In the past for plotting functions with just one argument, I've used curve and then done ADD=TRUE if I wanted another curve on the same plot. So for instance, in the past I've used:

lambda <- 0.5
pdf <- function(x){
lambda*exp(-lambda*x)
}
survival <- function(x){
exp(-lambda*x)
}
plot(curve(pdf, 0, 6), type="l", ylim=c(0, 1), lwd=3, ylab="", xlab="", xaxs="i", yaxs="i", main=expression(paste("Exponential Distribution ", lambda, "=0.5")), cex.main=2, cex.axis=2, cex.lab=2)
curve(survival, 0, 6, add=TRUE, col="plum4", lwd=3)

But in this example the functions just have one argument, which is x. Whereas, now I want to vary LAMBDA, T and ALPHA. The curve function does not work and I am not sure how else to approach this.

Answer 1

If you use curve , you can specify an expression with a free variable x that will get replaced by the range of values specified in your from= / to= parameters. For example you can do

weibull <- function(ALPHA, LAMBDA, T){
    ALPHA*LAMBDA*(T^(ALPHA-1))
}

lambda<-c(1, 2, 4, 8, 16)
col<-rainbow(length(lambda))
layout(matrix(1:2, nrow=1))
for(i in seq_along(lambda)) {
    curve(weibull(.5, lambda[i], x), from=0, to=2, add=i!=1, col=col[i], ylim=c(0,50), main="alpha=.5")
}
legend(1,50,lambda, col=col, lty=1)
for(i in seq_along(lambda)) {
    curve(weibull(1, lambda[i], x), from=0, to=2, add=i!=1, col=col[i], ylim=c(0,20), main="alpha=1")
}

which will produce a plot like

Answer 2

I'd do it with plyr and ggplot2,

weibull <- function(alpha, lambda, time){
  data.frame(time = time, value = alpha*lambda*(time^(alpha-1)))
}

library(plyr)
library(ggplot2)

params <- expand.grid(lambda = c(1, 2, 4, 8, 16), alpha = c(0.5, 1))

all <- mdply(params, weibull, time = seq(0, 2, length=100))

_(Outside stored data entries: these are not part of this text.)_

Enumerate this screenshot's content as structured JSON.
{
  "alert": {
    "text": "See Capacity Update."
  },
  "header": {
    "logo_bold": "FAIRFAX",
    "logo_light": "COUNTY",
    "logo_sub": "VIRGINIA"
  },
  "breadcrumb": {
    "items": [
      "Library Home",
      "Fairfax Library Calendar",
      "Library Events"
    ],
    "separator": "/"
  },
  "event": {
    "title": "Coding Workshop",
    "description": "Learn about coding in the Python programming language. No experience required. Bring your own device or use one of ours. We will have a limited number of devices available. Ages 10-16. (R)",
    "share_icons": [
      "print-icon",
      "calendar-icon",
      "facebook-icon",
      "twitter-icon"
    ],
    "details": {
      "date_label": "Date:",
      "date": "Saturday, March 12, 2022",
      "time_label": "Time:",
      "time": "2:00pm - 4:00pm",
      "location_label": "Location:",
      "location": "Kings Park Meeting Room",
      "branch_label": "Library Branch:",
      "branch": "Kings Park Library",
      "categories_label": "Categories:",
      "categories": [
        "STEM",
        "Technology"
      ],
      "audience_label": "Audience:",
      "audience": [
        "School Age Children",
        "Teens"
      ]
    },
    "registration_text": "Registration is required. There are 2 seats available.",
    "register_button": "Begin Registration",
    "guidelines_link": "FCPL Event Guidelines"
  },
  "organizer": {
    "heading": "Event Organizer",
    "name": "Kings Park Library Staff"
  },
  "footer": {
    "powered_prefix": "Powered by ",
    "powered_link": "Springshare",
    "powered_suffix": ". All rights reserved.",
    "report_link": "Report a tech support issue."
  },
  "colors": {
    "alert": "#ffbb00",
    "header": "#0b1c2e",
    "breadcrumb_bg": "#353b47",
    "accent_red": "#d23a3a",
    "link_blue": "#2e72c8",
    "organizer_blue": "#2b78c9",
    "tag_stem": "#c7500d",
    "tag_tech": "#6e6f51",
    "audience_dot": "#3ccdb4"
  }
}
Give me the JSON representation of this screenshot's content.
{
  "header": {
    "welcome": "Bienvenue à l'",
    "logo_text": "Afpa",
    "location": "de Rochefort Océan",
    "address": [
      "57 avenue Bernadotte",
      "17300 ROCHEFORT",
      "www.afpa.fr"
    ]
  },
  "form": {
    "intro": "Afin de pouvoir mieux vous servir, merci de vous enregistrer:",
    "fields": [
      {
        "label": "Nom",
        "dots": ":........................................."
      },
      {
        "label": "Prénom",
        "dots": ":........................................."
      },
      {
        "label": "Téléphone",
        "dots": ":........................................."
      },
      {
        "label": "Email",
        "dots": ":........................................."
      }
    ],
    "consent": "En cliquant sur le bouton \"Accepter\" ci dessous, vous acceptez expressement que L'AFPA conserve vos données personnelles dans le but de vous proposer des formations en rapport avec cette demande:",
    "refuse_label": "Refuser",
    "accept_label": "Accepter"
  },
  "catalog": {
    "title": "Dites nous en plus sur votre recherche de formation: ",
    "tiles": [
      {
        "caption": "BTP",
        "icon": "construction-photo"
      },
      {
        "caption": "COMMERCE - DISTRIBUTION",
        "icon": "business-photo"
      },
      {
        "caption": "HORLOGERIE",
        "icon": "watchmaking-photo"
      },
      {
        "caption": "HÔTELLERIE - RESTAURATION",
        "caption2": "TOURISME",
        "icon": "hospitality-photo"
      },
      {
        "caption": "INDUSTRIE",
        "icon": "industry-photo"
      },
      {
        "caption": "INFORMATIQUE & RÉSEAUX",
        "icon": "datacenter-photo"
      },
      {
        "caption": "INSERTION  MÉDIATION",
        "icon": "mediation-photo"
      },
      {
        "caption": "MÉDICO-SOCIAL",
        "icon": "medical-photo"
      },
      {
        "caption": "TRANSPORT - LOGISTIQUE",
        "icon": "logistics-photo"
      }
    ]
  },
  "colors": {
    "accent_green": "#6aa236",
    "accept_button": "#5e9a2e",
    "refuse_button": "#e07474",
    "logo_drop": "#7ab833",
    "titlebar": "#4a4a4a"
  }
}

ggplot(all, aes(time, value, colour=factor(lambda)))+
  facet_wrap(~alpha,scales="free", ncol=2) + geom_line()

Answer 3

A tidyverse alternative,

weibull <- function(alpha, lambda, time){
  data.frame(time = time, value = alpha*lambda*(time^(alpha-1)))
}

library(ggplot2)
library(tidyverse)

params <- tidyr::crossing(lambda = c(1, 2, 4, 8, 16), alpha = c(0.5, 1))


params %>% 
  dplyr::mutate(purrr::pmap(., .f = weibull,  time = seq(0, 2, length=100))) %>% 
  tidyr::unnest() %>% 
  ggplot(aes(time, value, colour=factor(lambda)))+
    facet_wrap(~alpha,scales="free", ncol=2) + geom_line()

Answer 4

This is similar to MrFlick's answer but shorter:

par(mfrow=1:2)
lapply(0:4, function(l) curve(weibull(0.5, 2^l, x), col=l+1, add=l!=0, ylim=c(0,50), xlim=c(0,2)))
lapply(0:4, function(l) curve(weibull(1, 2^l, x), col=l+1, add=l!=0, ylim=c(0,50), xlim=c(0,2)))

Ok if you're a big fan of nested lapply 's you can also do:

lapply(c(0.5,1), function(a) lapply(0:4, function(l) curve(weibull(a, 2^l, x), col=l+1, add=l!=0, ylim=c(0,50), xlim=c(0,2))))